Beijing says anyone who ‘goes against China and disrupts Hong Kong’ must not be allowed to take office in the semi-autonomous city.
Hong Kong’s Chief Executive Carrie Lam has endorsed plans by Beijing to ensure “patriots” rule the city, saying they were needed to stop hatred of China and sustain the “one country, two systems” governance model for the semi-autonomous territory.
Her comments, made at a regular weekly news conference on Tuesday, come a day after a key member of China’s cabinet signalled changes to Hong Kong’s electoral system designed to further marginalise the pro-democracy opposition in the city’s institutions.
Xia Baolong, the director of the Hong Kong and Macao Affairs Office of the State Council, said Hong Kong can only be ruled by “patriots”, a term he said includes people who love China, its constitution and the Communist Party and excludes anti-China “troublemakers”.
“Key posts under every circumstances must not be taken up by anyone ‘who goes against China and disrupts Hong Kong’,” Xia said.
“Those who stand in opposition to patriots are destroyers of the ‘one country, two systems’ principle and they should not be allowed to take a share of the Hong Kong Special Administrative Region’s political power. Not now, not ever,” he added.
The measures would further consolidate the authoritarian turn Hong Kong has taken since Beijing’s imposition of a sweeping national security law in June 2020 and the arrest of most of its prominent democratic politicians and activists.
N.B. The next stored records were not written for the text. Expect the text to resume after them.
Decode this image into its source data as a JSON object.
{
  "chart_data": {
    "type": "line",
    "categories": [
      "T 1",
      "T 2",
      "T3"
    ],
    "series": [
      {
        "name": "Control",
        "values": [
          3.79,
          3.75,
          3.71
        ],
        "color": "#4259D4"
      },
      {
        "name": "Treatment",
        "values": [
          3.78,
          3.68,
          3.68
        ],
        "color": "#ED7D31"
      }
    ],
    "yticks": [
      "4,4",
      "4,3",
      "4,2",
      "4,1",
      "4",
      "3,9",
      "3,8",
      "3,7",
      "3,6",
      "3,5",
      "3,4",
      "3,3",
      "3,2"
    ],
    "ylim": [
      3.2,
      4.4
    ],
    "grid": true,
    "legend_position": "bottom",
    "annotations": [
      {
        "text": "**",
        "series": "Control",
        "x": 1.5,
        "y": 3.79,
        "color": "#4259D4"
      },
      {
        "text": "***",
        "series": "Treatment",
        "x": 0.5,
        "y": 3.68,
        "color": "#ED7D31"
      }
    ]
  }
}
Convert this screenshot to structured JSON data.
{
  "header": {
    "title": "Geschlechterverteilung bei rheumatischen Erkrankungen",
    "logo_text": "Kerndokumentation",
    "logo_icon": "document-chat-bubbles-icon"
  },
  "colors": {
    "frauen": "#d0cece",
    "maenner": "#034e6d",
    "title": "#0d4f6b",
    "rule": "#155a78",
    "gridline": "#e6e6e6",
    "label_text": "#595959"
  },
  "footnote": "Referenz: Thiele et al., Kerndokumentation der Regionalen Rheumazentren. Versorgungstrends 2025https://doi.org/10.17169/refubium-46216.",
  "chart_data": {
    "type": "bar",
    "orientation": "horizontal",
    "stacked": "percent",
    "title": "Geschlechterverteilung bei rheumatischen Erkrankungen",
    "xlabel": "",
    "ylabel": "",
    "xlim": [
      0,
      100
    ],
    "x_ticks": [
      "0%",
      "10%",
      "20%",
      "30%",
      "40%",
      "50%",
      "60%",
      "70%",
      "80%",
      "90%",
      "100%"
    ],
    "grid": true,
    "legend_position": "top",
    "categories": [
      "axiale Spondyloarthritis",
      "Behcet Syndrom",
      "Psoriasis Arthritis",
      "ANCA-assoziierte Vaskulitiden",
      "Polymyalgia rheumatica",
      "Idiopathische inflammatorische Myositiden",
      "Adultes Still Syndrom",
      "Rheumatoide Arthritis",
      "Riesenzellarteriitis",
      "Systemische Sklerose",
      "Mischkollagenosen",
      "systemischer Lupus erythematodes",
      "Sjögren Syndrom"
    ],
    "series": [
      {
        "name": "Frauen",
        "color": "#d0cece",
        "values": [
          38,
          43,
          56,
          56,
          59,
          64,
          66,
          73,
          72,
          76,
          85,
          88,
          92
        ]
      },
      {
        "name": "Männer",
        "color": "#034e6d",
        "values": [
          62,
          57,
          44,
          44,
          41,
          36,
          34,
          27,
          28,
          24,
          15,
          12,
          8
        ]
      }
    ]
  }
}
The law was introduced in response to huge pro-democracy protests that sometimes descended into violence in 2019.
Lam built on Xia’s comments on Tuesday, saying that protests demanding democracy or blocking legislation proposed by the various pro-Beijing governments had stoked “hatred” against Beijing and the Hong Kong government.
“These series of incidents made the central government worried and of course, for me, as the chief executive, it is also worrying,” Lam told reporters.
“To stop the situation from worsening to a point that ‘one country, two systems’ could hardly be carried out, the problems need to be tackled at a central government level.”
The changes, likely to be announced in March, are expected to place restrictions on those allowed to run in legislative elections and lead to the disqualification of most lower-level district councillors – the majority of them pro-democracy politicians who won a sweeping victory in elections in November 2019.
The South China Morning Post newspaper said the reforms would mark “the most significant restructuring of the political and administrative systems of the city” since the United Kingdom returned the territory to China in 1997.
Kenneth Roth, the executive director of the US-based Human Rights Watch, said the moves mean China wants only “toadies of the Chinese Communist Party” to be able to run for office in Hong Kong.
“Another nail in the coffin of any semblance of democracy in Hong Kong,” he said in a tweet.
The new rules could further skew the makeup of a 1,200-member committee, which elects the city’s leader in favour of the pro-Beijing camp.